40,000-Mile Mitsubishi i-MiEV
Owner Tina Robinson drove her 2012 Mitsubishi i-MiEV to Autopia 2099 very carefully, to make sure she can get home without running out of charge. This early commuter electric never prioritized performance, range, or styling but Robinson and her husband bought it out of Chicago in 2014 with only 2,616 miles on the odometer.
Since then, they’ve logged over 40,000 miles while only charging at home on their 110-volt outlet, which takes 21 hours to fully charge. The i-MiEV represented an early exploration of affordable electrification but was repeatedly delayed, first appearing in 2008 but not going on sale until 2012, by which time there were larger and longer-range alternatives on the market like the Nissan Leaf. The i-MiEV was based on a gas-powered Japanese microcar, but with a tiny EV powertrain swapped in.
When Robinson’s battery blew a cell two and a half years ago, Mitsubishi faithfully replaced the entire pack under warranty, though they had to ship the new unit in from Japan. The car reliably returns about 60 to 65 miles of range.
Volkswagen ID.4 NORRA Mexican 1000 Racer
Anyone who follows off-road or rally racing will recognize the Volkswagen ID.4 that Rhys Millen Racing and Tanner Foust modified for Foust to drive in the NORRA Mexican 1000 this year. While retaining a stock powertrain to prove that the electric equivalent of 201 horsepower will serve most commuters handily, this ID.4 1st Edition did receive significant work including rally coil-over shocks, tubular lower control arms and boxed lower rear end links to allow for a two-inch lift overall.

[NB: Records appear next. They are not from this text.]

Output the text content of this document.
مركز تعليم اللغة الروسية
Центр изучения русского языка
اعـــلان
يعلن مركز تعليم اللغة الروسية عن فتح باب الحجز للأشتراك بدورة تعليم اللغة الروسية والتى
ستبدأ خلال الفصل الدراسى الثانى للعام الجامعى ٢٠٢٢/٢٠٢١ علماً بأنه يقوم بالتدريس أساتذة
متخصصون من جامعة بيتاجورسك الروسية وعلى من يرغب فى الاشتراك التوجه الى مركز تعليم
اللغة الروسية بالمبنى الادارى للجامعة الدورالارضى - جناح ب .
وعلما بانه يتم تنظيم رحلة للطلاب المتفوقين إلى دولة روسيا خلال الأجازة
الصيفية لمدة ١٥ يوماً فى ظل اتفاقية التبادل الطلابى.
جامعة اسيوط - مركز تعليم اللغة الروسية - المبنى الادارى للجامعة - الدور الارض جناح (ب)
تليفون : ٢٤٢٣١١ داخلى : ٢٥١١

Skid plates, 18-inch wheels and a raised radiator all helped the ID.4 complete the 1,141-mile torture test, of which 893 miles were off-tarmac, while only sustaining minor cosmetic damage to the rear bumper. This year’s race was made up of loop-style stages due to Covid-19, which meant the Volkswagen team could largely use portable biofuel generators to charge the ID.4—in addition to occasionally towing it to the next stage with regen activated.
Nissan Formula E
Nissan joined Formula E for the 2018-19 season and joined Autopia 2099 as title sponsor for this year’s inaugural event. Coming straight from the world debut of the new Ariya crossover EV at the LA Auto Show, Nissan also brought a 2019 Formula E racecar’s body to help draw attention to the brand’s display at Autopia 2099.

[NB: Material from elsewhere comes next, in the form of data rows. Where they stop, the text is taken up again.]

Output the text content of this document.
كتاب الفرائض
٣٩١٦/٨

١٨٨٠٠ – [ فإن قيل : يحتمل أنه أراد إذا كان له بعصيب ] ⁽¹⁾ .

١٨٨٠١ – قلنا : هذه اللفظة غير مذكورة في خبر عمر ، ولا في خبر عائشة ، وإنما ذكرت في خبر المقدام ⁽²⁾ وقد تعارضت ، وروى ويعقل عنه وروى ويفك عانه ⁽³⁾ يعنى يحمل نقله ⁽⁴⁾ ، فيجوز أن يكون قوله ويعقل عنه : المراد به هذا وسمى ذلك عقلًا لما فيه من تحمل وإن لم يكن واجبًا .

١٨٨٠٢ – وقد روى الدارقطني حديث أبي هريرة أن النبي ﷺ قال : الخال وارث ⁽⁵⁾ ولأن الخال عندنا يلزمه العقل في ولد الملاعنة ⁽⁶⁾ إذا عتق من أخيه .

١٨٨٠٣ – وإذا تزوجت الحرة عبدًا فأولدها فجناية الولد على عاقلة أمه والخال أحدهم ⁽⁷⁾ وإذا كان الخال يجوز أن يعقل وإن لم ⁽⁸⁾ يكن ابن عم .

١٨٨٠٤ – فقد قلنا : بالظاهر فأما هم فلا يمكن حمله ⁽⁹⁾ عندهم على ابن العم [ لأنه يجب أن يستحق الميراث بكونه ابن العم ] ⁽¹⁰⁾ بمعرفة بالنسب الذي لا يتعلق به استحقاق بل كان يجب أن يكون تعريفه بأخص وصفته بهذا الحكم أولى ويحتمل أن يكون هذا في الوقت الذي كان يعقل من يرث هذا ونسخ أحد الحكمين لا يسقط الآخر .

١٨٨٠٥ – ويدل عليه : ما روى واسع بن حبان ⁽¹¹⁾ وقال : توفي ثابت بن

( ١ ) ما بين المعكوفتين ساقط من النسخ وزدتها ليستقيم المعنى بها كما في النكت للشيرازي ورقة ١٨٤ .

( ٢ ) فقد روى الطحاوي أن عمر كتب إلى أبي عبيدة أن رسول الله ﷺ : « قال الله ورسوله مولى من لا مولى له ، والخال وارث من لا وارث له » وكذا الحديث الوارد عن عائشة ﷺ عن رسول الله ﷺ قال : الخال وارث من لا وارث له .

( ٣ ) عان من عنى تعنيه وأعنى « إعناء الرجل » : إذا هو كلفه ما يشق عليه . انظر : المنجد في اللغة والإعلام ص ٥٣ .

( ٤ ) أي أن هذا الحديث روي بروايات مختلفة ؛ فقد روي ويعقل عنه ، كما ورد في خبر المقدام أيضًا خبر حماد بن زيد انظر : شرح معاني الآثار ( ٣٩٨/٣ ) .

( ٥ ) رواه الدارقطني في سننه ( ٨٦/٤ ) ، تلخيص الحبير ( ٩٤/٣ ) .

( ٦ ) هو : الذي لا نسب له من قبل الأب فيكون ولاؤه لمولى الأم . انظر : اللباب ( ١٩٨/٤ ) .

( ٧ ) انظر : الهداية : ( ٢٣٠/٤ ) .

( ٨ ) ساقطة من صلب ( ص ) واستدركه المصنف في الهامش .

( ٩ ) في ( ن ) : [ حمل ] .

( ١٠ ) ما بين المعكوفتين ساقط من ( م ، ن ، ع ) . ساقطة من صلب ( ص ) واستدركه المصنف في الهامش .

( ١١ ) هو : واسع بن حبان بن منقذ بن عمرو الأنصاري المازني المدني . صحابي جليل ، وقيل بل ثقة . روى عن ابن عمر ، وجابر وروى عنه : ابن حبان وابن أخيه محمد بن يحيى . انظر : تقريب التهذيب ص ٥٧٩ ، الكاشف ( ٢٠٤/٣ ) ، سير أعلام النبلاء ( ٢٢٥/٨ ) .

Nissan’s new car for season six of Formula E ratchets up performance significantly with 250 kWh worth of batteries, a 0-60 time under 2.8 seconds and a top speed of 173 miles per hour.
The Ariya, meanwhile, debuted with up to 300 miles of range and an all-wheel-drive variant. And Nissan also brought along “plantrepreneur” Nick Cutsumpas, known as Farmer Nick, to discuss sustainability and his Leaf EV, which he uses to deliver plants to clients. But the Leaf also serves as a way for Cutsumpas to nudge those clients towards more than responsible foliage consumption. “If you care about plants, that’s great,” he said, “But it’s a stepping stone to other eco-conscious behavior.”